Doch damit ist das Ende der transhumanistischen Agenda von United Therapeutics noch keinesfalls erreicht. Bei der Entwicklung von transplantierbaren Lungen setzt Rothblatt, deren Tochter trotz der von ihr entwickelten Medikamente einmal auf ein solches Transplantat angewiesen sein könnte, auf eine andere Technologie. In einer ehemaligen Textilfabrik in Manchester im US-Bundestaat New Hampshire lässt Rothblatt Lungen aus Biopolymeren von 3D-Druckern herstellen. Anschließend sollen diese mit menschlichen Zellen besiedelt werden, in Idealfall mit solchen, die dem Gewebe des Empfängers entstammen, und von Drohnen an ihren Bestimmungsort geflogen werden.

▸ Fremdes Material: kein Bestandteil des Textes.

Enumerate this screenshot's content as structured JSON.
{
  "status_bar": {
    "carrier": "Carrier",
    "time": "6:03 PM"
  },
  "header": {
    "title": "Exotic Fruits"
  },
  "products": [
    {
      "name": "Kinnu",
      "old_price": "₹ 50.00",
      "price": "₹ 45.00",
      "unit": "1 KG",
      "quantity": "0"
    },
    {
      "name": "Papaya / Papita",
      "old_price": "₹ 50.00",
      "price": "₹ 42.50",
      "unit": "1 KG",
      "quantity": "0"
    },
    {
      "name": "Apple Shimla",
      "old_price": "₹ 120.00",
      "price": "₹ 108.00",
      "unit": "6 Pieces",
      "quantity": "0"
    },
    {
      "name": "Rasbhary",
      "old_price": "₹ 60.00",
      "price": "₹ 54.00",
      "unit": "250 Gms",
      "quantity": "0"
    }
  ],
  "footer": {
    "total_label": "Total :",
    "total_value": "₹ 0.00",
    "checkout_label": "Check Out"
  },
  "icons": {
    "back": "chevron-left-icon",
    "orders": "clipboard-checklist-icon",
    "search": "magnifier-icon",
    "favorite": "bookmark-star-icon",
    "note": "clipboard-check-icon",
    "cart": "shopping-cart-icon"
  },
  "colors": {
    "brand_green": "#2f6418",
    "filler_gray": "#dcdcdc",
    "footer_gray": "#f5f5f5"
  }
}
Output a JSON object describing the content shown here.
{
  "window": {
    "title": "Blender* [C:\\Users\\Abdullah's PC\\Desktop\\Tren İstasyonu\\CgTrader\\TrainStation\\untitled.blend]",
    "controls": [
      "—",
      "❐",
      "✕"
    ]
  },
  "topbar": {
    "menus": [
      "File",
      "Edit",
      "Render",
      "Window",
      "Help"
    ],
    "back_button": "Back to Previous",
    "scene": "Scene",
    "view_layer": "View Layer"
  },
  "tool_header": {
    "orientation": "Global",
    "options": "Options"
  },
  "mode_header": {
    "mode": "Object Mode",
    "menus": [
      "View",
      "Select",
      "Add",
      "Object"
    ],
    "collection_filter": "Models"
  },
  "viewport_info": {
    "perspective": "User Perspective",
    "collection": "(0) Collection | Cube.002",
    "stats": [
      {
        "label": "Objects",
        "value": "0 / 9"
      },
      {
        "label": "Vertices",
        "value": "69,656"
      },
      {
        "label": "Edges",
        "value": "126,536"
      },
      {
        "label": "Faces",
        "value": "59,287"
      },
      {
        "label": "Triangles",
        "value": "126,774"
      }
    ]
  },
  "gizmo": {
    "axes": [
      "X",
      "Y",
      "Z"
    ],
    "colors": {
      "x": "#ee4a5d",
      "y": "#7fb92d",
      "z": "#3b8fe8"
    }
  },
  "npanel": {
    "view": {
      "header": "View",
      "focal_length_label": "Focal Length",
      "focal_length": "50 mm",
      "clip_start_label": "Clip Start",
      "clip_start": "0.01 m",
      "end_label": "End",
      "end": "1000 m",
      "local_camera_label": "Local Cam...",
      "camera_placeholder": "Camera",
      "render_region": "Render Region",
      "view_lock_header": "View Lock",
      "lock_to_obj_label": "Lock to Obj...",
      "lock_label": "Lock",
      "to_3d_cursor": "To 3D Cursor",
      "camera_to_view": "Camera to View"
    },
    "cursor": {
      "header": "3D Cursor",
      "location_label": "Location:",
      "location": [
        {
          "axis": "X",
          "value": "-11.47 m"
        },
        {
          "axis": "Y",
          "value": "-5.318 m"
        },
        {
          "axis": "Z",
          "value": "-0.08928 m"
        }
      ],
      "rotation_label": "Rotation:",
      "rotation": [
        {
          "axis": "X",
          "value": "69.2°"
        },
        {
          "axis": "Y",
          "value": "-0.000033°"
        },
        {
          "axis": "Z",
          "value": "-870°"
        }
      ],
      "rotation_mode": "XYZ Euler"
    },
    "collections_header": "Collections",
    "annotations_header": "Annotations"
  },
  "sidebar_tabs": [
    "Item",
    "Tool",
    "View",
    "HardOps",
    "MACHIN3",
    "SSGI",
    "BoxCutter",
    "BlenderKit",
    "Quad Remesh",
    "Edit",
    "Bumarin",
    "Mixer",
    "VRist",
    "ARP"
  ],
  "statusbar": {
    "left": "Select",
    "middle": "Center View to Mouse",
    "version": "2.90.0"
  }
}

Vehemenz und Rücksichtslosigkeit

Man braucht kein Prophet sein, um vorauszusagen, dass leblose Strukturen wie 3D-gedruckte Lungengerüste, egal wie detailgetreu sie ihren Vorbildern auch gleichen mögen, in einem menschlichen Organismus niemals die Funktion einer Lunge übernehmen werden. Wenn der Ansatz etwas zu zeigen vermag, dann wie leistungsfähig 3-Drucker inzwischen sind und wie reduziert das Verständnis von Transhumanisten von dem ist, was gemeinhin „Leben“ genannt wird.

Was den Transhumanismus und seine Protagonisten so gefährlich macht, sind weniger die vielen utopischen Konzepte, zu denen die Besiedlung des Weltraums genauso zählt wie die genetische Verbesserung von Menschen oder die Verschmelzung von Mensch und Maschine, als vielmehr die Vehemenz und Rücksichtslosigkeit, mit der ihre Anhänger sie in die Tat umzusetzen suchen. Ihre führenden Köpfe besitzen nicht nur Zugang zu den dafür benötigten Technologien. Als Superreiche verfügen viele von ihnen auch über die finanziellen Mittel, um sie voranzutreiben. Was im Ergebnis dazu führt, dass viele Forscher die Einsprüche des gesunden Menschenverstands beiseiteschieben und stattdessen der Spur des Geldes folgen.